I’ve been reading another collection of poetry by Charles Bukowski that I borrowed from the library. I’m up to page 138 in What Matters Most is How Well You Walk Through the Fire, and I came across a poem Sunday evening that seems fitting for the resumption of work following a long holiday weekend.
This little verse by Buk offers inspiration to reset one’s focus and seems to urge readers to value each day above everything else.
Here it is:
This Moment
it’s a farce, the great actors, the great poets, the great
statesmen, the great painters, the great composers, the
great loves,
it’s a farce, a farce, a farce,
history and the recording of it,
forget it, forget it.
you must begin all over again.
throw all that out.
all of them out
you are alone with now.
look at you fingernails.
touch your nose.
begin.
the day flings itself upon
you.
Bukowski, Charles.
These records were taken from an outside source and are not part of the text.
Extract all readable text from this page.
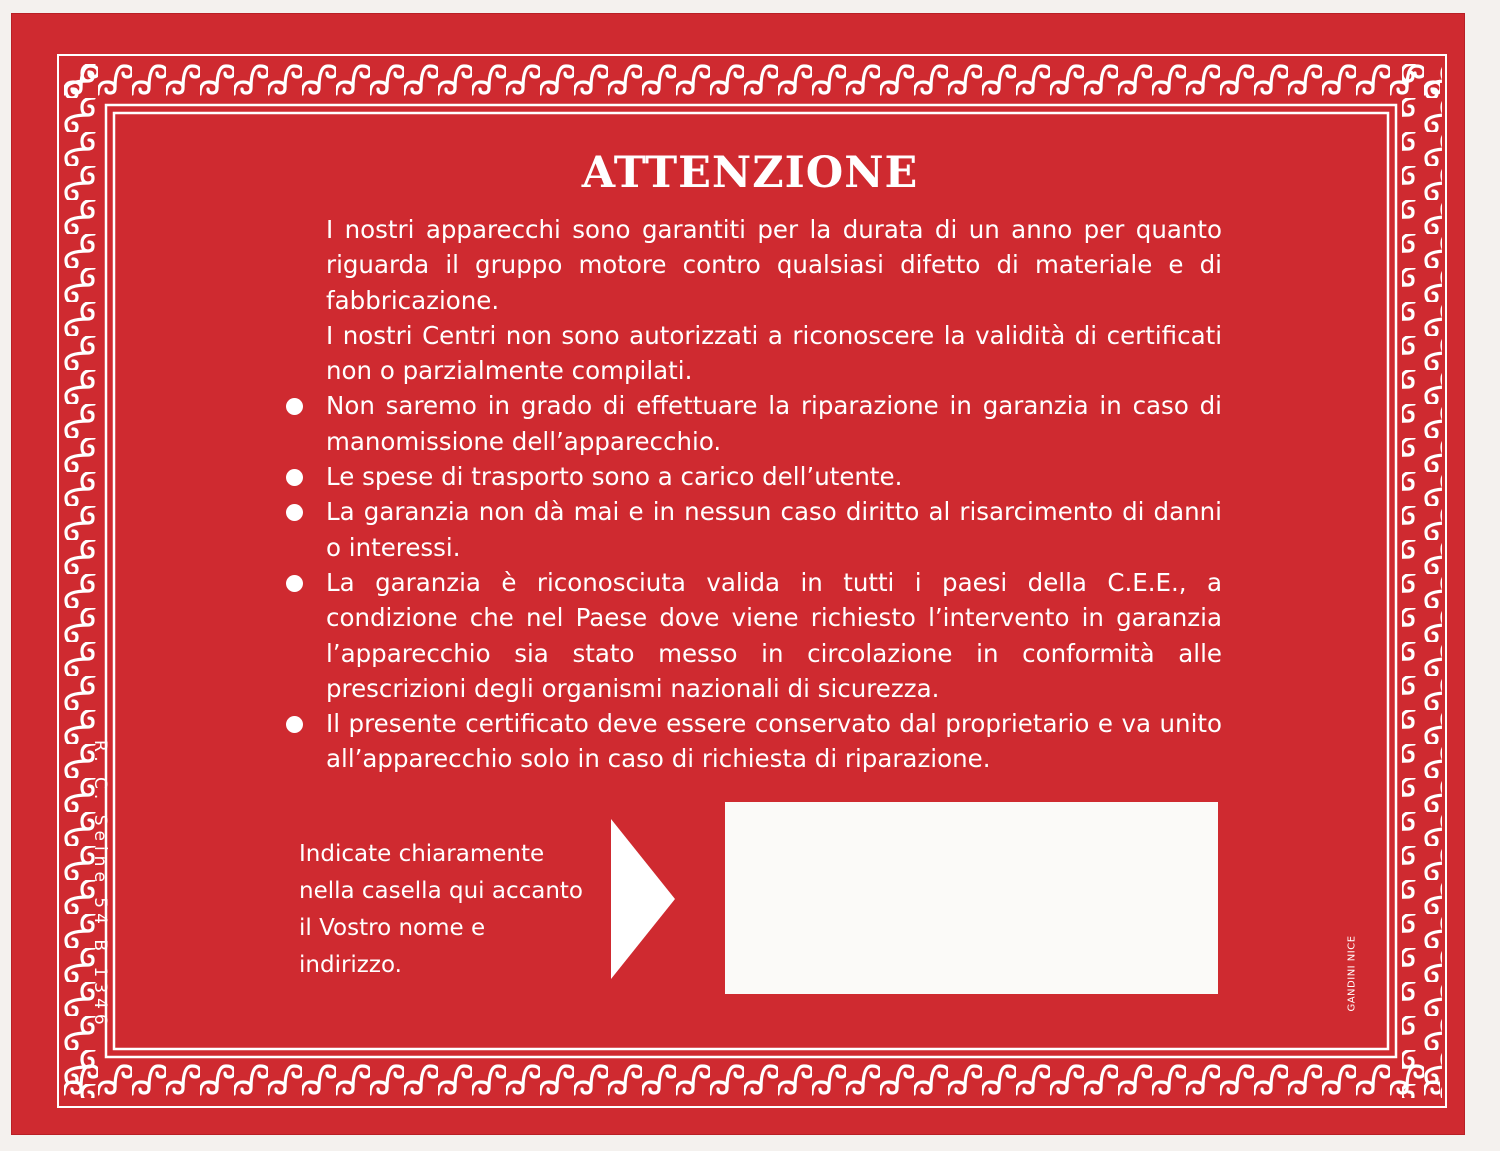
ATTENZIONE
I nostri apparecchi sono garantiti per la durata di un anno per quanto riguarda il gruppo motore contro qualsiasi difetto di materiale e di fabbricazione.
I nostri Centri non sono autorizzati a riconoscere la validità di certificati non o parzialmente compilati.
Non saremo in grado di effettuare la riparazione in garanzia in caso di manomissione dell’apparecchio.
Le spese di trasporto sono a carico dell’utente.
La garanzia non dà mai e in nessun caso diritto al risarcimento di danni o interessi.
La garanzia è riconosciuta valida in tutti i paesi della C.E.E., a condizione che nel Paese dove viene richiesto l’intervento in garanzia l’apparecchio sia stato messo in circolazione in conformità alle prescrizioni degli organismi nazionali di sicurezza.
Il presente certificato deve essere conservato dal proprietario e va unito all’apparecchio solo in caso di richiesta di riparazione.
Indicate chiaramente nella casella qui accanto il Vostro nome e indirizzo.
R. C. Seine 54 B 1346	GANDINI NICE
What Matters Most is How Well You Walk Through the Fire.
New York: Ecco; First Edition, 2002.
It seems to me as facile and self defeating and narcissistic as most of Bukowski; if it’s all farce, how do you choose between Obama and Mugabe, or Hitler and Gandhi or Thatcher and Clement Atlee? And if you obliterate the past, what kind of present tense do you inhabit? The hangover man, parched for his next glass.
He gives a bad name to free verse and to liberty in general. Give me Whitman, Shelley, Neruda, or the much under-rated Ferlinghetti. Craft, not cant.
Hello Anonymous. Thank you for your comments. I appreciate your perspective and you brought up some interesting points. I’ve never read Shelley before so I’ll have to check out his work. And you are right about Ferlinghetti. Take care, Francis.